Ce qui retient surtout l’attention, c’est que la pression exercée sur le RN ne provient plus seulement de l’extérieur. En effet, les nouveaux alliés de Marine Le Pen poussent à une libéralisation de son programme économique et social.
Ainsi, le 21 octobre, Marion Maréchal a qualifié le RN de « premier parti anti-assistanat, anti-racket fiscal ». La députée européenne, présidente du parti Identité-libertés, a mis en cause le « socialisme mental » de ces dernières décennies avant de cibler quelques pistes d’économies, tels l’alignement des jours de carence du secteur public sur le secteur privé (11 milliards d’euros), les agences de l’État inutiles ou qui font doublon (90 milliards) ou encore le logement social (35 milliards).
De son côté, le 22 octobre sur Franceinfo, Eric Ciotti s’est explicitement référé au président libéral argentin Milei en déclarant : « Il faut qu’on ait une tronçonneuse pour couper dans les dépenses publiques en France ». Le président du groupe UDR à l’Assemblée nationale a même courageusement défendu l’idée d’une « dose de capitalisation » pour résoudre le problème des retraites, tout en confirmant sur ce point son opposition à la proposition d’abrogation de la réforme des retraites soutenue par Marine Le Pen.

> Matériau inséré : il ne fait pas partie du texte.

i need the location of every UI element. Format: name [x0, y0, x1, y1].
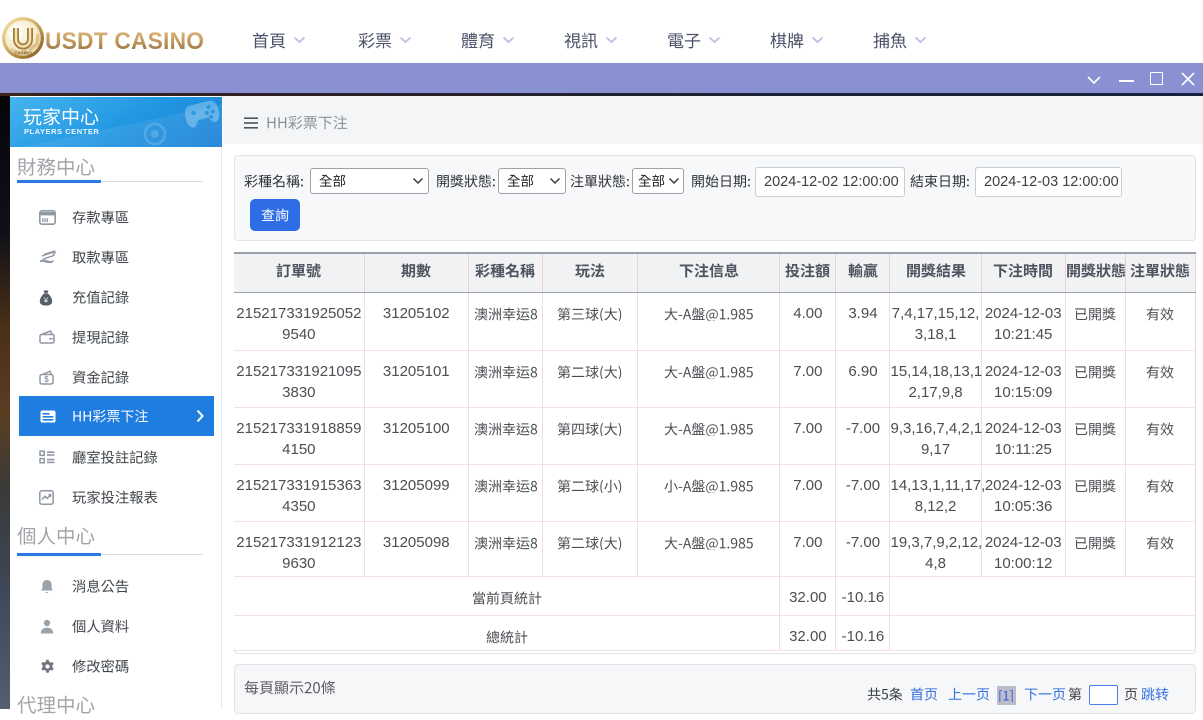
svg-text:CASINO: CASINO: [14, 51, 32, 56]
svg-text:$: $: [44, 375, 49, 384]
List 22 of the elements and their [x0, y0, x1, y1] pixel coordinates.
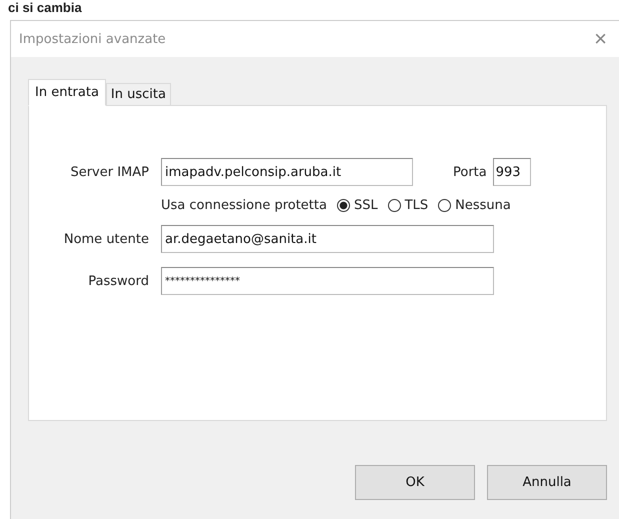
- radio-icon[interactable]: [438, 199, 452, 212]
- port-field[interactable]: 993: [492, 158, 531, 186]
- dialog-button[interactable]: Annulla: [487, 465, 607, 500]
- field-label: Porta: [453, 164, 487, 180]
- radio-icon[interactable]: [388, 199, 401, 212]
- radio-option[interactable]: SSL: [336, 198, 378, 213]
- dialog-button[interactable]: OK: [355, 465, 475, 500]
- radio-icon[interactable]: [336, 199, 350, 212]
- close-button[interactable]: ×: [590, 28, 611, 50]
- background-heading: ci si cambia: [7, 0, 83, 16]
- field-label: Password: [87, 274, 149, 288]
- server-field[interactable]: imapadv.pelconsip.aruba.it: [161, 158, 413, 186]
- radio-option[interactable]: TLS: [388, 198, 428, 213]
- radio-option[interactable]: Nessuna: [438, 198, 511, 213]
- window-title: Impostazioni avanzate: [19, 32, 166, 46]
- field-label: Usa connessione protetta: [161, 198, 327, 213]
- username-field[interactable]: ar.degaetano@sanita.it: [161, 225, 494, 253]
- field-label: Nome utente: [62, 232, 149, 246]
- field-label: Server IMAP: [69, 164, 149, 180]
- tab[interactable]: In entrata: [28, 79, 106, 106]
- password-field[interactable]: ***************: [161, 267, 494, 295]
- tab[interactable]: In uscita: [106, 83, 171, 106]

Cependant, pour que la pression sur le RN soit plus forte, encore faudrait-il que ses partenaires ne s’arrêtent pas en chemin sur la voie de la libéralisation. En effet, ni Marion Maréchal ni, dans une mesure moindre, Eric Ciotti n’ont fait référence à la condition préalable à toute baisse profonde des dépenses publiques et des impôts, à savoir la redéfinition du rôle de l’État.